Subscriber Numbers Are Meaningless part duex

I took a break from coding statzen this morning to read some blogs and I saw a post from Dave Winer talking about Yet Another Feedburner Problem. The gist of which is described here. Basically, you can send a single http request to Feedburner that will drastically inflate (or likely deflate) the subscriber count for a feed. The reason is that some web-based feed readers like Bloglines, MyYahoo, and others put the number of subscribers a request represents in the User Agent string of their bots. Forge that request (with whatever subscriber number you want) and the count changes.

If you look on the right of my blog you will see that I have a widget displaying (in part) the number of subscribers I have. That count is not coming from Feedburner but rather from statzen a service I am getting awfully close to launching some alpha users will get their passwords today). That number is calculated similarly to Feedburner’s and would suffer from the same problem (though there are some fairly easy fixes for the different ways this problem can manifest itself).

The thing is, subscriber numbers are meaningless as a single measure. I wrote about this a little last June in Why Feed Subscriber Numbers are Meaningless. There are some very interesting numbers that are related to subscriber count that would be great measures. A good example of that would be to look at subscriber numbers in relation to the average number of times an item in your feed is opened. Who cares how many people have subscribed to you in Bloglines or Google Reader if they never actually read anything you write.

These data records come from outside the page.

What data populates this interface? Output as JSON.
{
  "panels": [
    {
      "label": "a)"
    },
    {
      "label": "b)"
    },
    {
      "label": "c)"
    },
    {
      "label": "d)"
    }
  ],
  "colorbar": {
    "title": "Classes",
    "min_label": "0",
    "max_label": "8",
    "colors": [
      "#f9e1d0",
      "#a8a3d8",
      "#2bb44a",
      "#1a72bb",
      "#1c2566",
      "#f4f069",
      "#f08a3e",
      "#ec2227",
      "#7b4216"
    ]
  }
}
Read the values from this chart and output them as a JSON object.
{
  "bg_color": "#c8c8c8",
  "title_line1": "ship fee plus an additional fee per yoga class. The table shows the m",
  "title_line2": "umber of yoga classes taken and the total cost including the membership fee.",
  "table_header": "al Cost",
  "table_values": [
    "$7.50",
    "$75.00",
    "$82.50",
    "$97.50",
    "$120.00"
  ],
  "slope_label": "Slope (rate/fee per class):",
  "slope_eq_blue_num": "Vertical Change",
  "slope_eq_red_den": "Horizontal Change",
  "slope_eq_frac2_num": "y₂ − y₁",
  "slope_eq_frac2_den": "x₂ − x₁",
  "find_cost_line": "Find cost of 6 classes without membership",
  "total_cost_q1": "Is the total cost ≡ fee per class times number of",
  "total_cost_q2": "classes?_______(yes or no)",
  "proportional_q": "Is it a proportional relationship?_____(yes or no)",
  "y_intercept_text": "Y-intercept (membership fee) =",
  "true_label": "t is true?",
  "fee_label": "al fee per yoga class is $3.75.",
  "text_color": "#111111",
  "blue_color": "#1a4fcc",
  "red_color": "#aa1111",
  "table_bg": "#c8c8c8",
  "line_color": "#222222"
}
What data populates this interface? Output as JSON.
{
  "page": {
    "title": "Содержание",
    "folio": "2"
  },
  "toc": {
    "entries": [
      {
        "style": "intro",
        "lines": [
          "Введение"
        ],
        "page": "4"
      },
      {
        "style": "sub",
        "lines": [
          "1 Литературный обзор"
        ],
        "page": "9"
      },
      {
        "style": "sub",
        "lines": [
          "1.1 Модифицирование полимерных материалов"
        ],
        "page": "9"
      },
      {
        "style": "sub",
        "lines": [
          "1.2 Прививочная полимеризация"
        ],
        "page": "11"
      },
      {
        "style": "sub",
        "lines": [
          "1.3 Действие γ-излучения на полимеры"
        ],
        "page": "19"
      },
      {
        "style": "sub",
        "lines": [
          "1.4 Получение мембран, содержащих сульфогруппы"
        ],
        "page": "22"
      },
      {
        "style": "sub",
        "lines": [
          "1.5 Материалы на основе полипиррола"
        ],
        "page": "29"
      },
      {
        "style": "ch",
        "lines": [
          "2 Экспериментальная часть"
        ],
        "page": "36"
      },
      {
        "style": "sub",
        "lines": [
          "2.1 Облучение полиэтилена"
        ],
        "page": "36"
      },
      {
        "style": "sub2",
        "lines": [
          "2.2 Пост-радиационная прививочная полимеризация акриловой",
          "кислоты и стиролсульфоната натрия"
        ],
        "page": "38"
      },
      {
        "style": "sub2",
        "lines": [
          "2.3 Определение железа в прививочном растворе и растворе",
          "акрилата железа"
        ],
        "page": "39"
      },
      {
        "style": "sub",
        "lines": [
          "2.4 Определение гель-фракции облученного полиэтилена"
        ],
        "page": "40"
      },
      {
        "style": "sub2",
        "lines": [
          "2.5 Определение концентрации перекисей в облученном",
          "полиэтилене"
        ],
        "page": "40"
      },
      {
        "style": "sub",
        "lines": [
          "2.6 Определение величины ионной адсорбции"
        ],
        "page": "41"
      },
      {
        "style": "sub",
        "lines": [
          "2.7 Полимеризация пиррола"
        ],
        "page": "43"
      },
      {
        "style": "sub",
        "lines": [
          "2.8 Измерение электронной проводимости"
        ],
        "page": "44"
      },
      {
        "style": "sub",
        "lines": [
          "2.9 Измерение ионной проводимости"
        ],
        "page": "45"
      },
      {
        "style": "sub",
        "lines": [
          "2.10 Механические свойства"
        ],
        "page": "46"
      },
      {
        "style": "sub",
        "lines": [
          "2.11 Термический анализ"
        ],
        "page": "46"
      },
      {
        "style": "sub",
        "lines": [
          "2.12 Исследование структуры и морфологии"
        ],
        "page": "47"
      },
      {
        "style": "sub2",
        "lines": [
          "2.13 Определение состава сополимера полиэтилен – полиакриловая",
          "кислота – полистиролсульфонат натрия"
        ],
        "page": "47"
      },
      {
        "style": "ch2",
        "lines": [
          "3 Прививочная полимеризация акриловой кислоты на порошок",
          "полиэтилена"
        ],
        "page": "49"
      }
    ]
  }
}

Part of the problem is basing rankings on metrics that don’t really convey what they are claiming, and part of the problem is that any time a single metric is used for a linear ranking system (i.e. Top 100 lists), that metric is going to be easy to game.

Lots of people want to become “The Measure” for blogs. I honestly don’t think most people who are trying are looking at the right data. Then again, I am biased.

So, back to the Feedburner problem. Want to fix it? Here is how.

  • Don’t count subscriber numbers reported from a User Agent until the service and IPs of the bot have been validated by someone at the company doing the tracking.
  • Don’t trust subscriber numbers from a known bot at an unverified IP address.
  • If developing a web-based feed reader, fetch the feed once per subscriber, including the internal subscriber ID (or some other consistent but unique identifier for the subscriber) in the user agent.
  • Take subscriber numbers with a large grain of salt. There are lots of inactive subscribers in Bloglines, Google Reader, News Gator, etc. There is also lots of duplication across those services.